John Sargeant: Flag debate fast becoming a circus
It's a shame that the issue of choosing a new national flag - or not - over the next three weeks has become embroiled in the dirty world of personal digs and is rapidly tuning into a circus instead of the intelligent and impassioned debate it should be.
The claims from those opposed to change say it's a personal project of Prime Minister John Key and it's a clear case of his abuse of power.
That was sparked by Key saying that it is the opportunity to change the flag that will come once in a lifetime and certainly the last chance before New Zealand becomes a republic. What Key meant was that it may as well be the '12th of never' as with the advent of Kate and Wills stepping up over recent years, producing two fine children and making sure we are on their itinerary, the monarchy is set to stay for a very long time to come.

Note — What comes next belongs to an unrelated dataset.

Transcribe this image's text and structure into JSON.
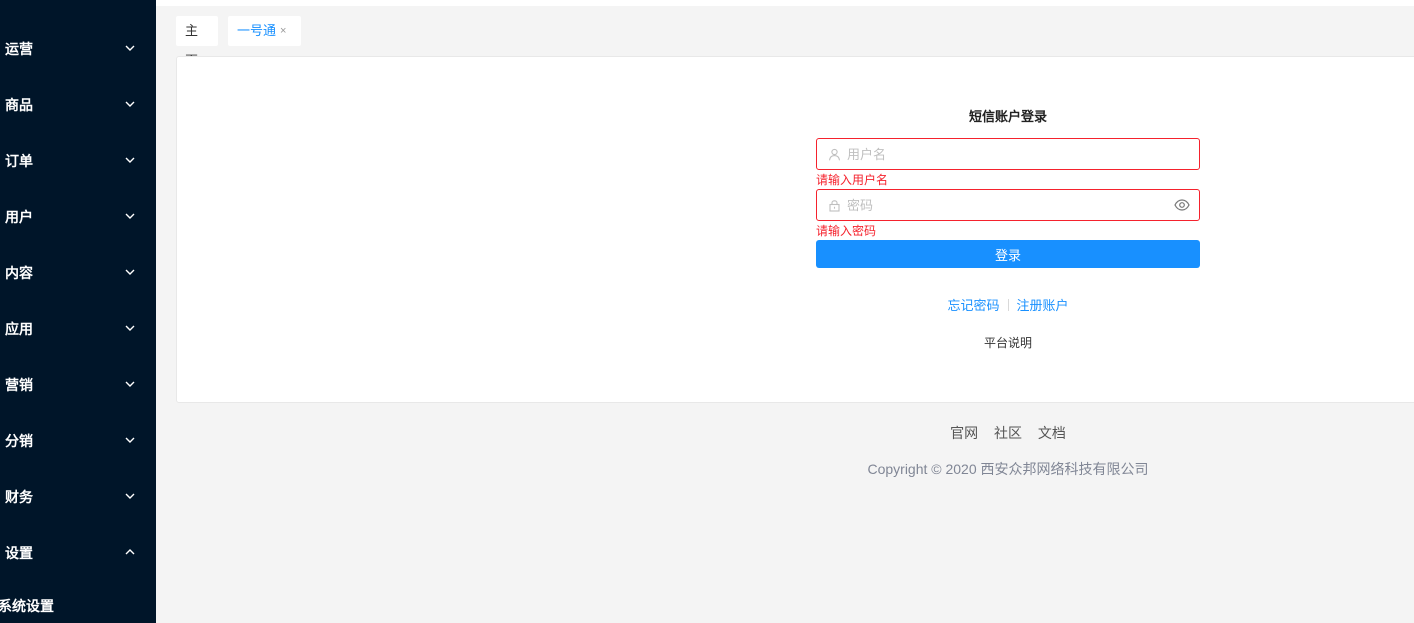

But even that takes away the real reason to vote for changing the flag. It's all about, well, changing the flag really, simple as that.
READ MORE: The flag debate
Richie McCaw supporting the change didn't help. To be honest I'm not sure why he spoke up. A misplaced sense of importance perhaps. I know he's the 'goody two shoes' of rugby who can't put a foot wrong but he should have kept quiet on the issue. In fact I believe he should never have been New Zealander of the year come to that. Yes he has done a lot for charity and he was an All Black captain blah, blah, blah and he has the 'common touch' for such rugby royalty, but he was still only a very well paid rugby player after all. If he wasn't paid he wouldn't have done what he did.

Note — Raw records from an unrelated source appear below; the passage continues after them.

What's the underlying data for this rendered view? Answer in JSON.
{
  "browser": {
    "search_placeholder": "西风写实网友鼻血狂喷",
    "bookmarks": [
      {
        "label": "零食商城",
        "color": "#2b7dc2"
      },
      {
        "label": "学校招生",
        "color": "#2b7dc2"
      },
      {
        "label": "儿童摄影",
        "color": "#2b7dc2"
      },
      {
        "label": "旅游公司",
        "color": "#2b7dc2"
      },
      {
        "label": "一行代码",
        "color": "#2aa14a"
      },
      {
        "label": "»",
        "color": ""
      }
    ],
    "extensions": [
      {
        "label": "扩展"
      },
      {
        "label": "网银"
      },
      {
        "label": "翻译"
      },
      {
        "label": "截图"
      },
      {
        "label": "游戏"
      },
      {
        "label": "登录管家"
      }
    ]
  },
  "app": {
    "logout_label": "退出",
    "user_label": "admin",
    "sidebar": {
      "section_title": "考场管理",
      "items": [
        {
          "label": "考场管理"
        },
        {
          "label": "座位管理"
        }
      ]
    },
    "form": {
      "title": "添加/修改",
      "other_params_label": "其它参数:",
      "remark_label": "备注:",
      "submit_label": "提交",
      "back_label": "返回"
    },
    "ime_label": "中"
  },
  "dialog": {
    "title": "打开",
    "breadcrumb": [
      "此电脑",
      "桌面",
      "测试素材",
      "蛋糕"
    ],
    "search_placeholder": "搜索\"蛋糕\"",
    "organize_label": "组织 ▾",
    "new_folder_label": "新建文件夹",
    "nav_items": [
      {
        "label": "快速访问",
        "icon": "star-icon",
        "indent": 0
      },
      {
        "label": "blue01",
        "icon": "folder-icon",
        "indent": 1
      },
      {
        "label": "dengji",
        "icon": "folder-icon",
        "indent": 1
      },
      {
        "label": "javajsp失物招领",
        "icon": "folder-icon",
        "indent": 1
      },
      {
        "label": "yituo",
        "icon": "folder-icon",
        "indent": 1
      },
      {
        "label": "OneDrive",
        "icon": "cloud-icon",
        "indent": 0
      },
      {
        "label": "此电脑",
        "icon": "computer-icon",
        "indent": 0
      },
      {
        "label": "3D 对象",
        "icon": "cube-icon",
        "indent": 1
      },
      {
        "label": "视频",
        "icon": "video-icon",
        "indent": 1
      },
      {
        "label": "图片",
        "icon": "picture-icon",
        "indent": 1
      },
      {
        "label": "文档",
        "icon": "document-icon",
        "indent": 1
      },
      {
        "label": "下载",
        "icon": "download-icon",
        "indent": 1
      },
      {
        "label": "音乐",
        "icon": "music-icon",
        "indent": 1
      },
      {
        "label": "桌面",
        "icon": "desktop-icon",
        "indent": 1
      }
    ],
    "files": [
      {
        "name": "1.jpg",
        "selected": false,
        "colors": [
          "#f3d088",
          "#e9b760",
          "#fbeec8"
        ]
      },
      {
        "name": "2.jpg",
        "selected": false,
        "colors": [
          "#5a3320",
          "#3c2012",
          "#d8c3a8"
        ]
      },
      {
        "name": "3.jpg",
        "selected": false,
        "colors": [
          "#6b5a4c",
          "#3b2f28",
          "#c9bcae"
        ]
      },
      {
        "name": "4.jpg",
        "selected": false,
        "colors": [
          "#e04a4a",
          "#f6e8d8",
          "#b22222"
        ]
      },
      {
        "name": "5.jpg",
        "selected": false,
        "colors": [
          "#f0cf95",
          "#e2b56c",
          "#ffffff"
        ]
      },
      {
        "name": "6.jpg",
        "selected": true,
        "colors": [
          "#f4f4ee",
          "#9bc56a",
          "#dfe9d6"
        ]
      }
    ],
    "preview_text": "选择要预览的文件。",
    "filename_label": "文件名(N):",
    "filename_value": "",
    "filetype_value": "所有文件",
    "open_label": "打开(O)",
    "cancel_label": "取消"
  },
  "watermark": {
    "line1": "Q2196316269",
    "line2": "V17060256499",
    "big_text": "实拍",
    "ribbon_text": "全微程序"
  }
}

In some ways I think we have never quite grown up as a nation. Had Louise Nicholas won the gong it would have done far more good for society and women's issues surrounding sexual violence than the years of campaigning by so many other victims. What happened to Nicholas and how she has come out of it in support of others is nothing less than miraculous. I'm sure she wouldn't have embarrassed herself by speaking out on such an issue as the flag referendum.
Dan Carter supports change and now singer and actor Stan Walker has now come out in support of keeping the flag, who next I wonder.

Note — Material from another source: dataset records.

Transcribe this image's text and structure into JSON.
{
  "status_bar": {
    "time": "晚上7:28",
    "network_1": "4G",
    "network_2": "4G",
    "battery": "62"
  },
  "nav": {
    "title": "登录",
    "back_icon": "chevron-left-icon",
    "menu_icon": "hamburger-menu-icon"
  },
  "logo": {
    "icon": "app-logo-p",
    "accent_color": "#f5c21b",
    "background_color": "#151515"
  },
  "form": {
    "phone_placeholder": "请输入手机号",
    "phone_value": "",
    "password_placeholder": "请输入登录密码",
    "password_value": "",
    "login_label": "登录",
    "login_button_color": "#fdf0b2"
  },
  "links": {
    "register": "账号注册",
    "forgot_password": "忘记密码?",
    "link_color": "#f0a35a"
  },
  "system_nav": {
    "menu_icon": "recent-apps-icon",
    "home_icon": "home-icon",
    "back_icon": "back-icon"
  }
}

But never mind, the wily old fox Winston Peters is here to entertain us by throwing in the race card as he always does. I say race card as he is saying that only citizens and not permanent residents should be able to vote on the flag issue. What he means is new immigrants who have not been here long enough to become citizens should be kicked out of the vote as they do not have the commitment to the country. That's the usual race based rhetoric from Peters we have come to expect.
But regardless of all the sideshows, it's clearly time to change the flag for the simple reason it is time to show our independence in the world. For some time I believed that it should not be changed as I felt it important to back the Royal New Zealand Returned and Services' Association, best known as the RSA. They are certainly against changing the flag on the basis that many good New Zealanders gave their lives for it.
I respect that but it is also true that New Zealanders fought for freedom, the freedom to grow and gain independence of thought above all else. It's not that much different to teaching our values to our children, but they eventually grow up to make their own way. I am British by birth and the Union Jack means a great deal to me, I love seeing it flying, but it represents Britain, not New Zealand any more.
We have to respect the past but move on to the future and that is what the proposed new flag does. The Southern Cross represents us, passed on from the old flag which is appropriate, it's our special part of the universe, and we are pleased to see it especially overseas. It makes us feel good because it belongs to us as does the silver fern. That's why I support changing the flag.
Oddly enough not everybody will agree as many people say it is a waste of $26 million but it's a far bigger waste if people don't get off their backsides and actually vote for their preference.
It doesn't take a rugby player or anybody else for people to work out the choice for themselves. It's about going forward in the world proud of who we are and our part in it.